Fox gets front row seat in White House briefing room


The White House Correspondents Association has spoken, and Fox News Channel has beaten out NPR and Bloomberg for a seat in the front row in the White House press room which opened up upon the exit of long-time correspondent Helen Thomas.

Thomas, who last worked for UPI, had the front center seat. FNC doesn’t get that one, but it does move into the seat being abandoned by the Associated Press, which was awarded the prime front and center location.
NPR will move up from the third row into FNC’s old second row seat.

Explaining its decision, WHCA wrote, “The board of the White House Correspondents Association has agreed, by consensus, to move the Associated Press to the front row, center seat in the James S. Brady Briefing Room. The board further agreed to move Fox News to the front row seat previously occupied by AP, and relocate NPR into the second row seat previously held by Fox, next to Bloomberg News. It was a very difficult decision. The board received requests from Bloomberg and NPR in addition to Fox for relocation to the front row and felt all three made compelling cases. But the board ultimately was persuaded by Fox’s length of service and commitment to the White House television pool.”

WHCA continued, “The board also made a series of adjustments to the larger seating chart, including the addition of a new seat for the foreign press pool. These deliberations mark the third time in four years the board has tackled this issue, and we urge members to view seating room changes as an ongoing process that will be revisited again as our industry evolves.
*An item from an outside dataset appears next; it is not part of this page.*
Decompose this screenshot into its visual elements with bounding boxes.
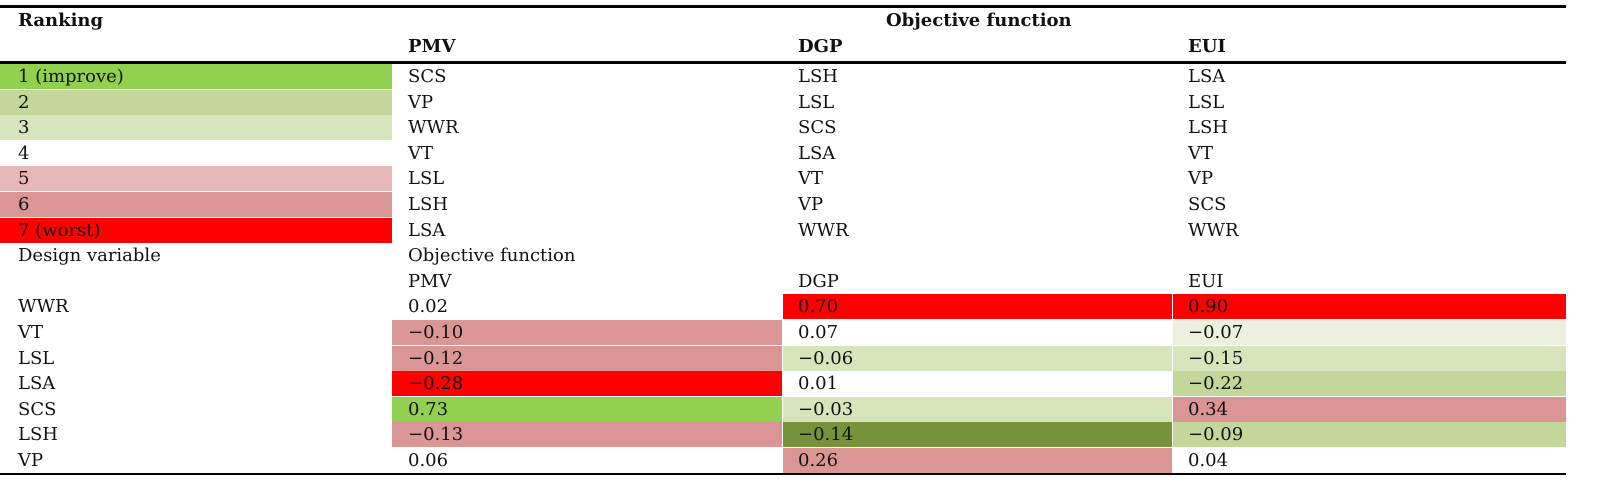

The changes are effective Monday, August 2. In addition, the board member from NPR abstained from debate of seating assignments for the first two rows.”

Current WHCA officers include President David Jackson, USA TODAY; Vice President Caren Bohan, Reuters; Secretary Steve Scully, C-SPAN; and Treasurer Doug Mills, New York Times.

Board members include Carol Lee, Politico; Michael Scherer, Time Magazine; Julie Mason, DC Examiner; Don Gonyea, NPR; and Ed Henry, CNN.

RBR-TVBR observation: Somewhere in America, Milwaukee Brewers play-by-play broadcaster and former Miller Lite commercial star Bob Uecker is smiling.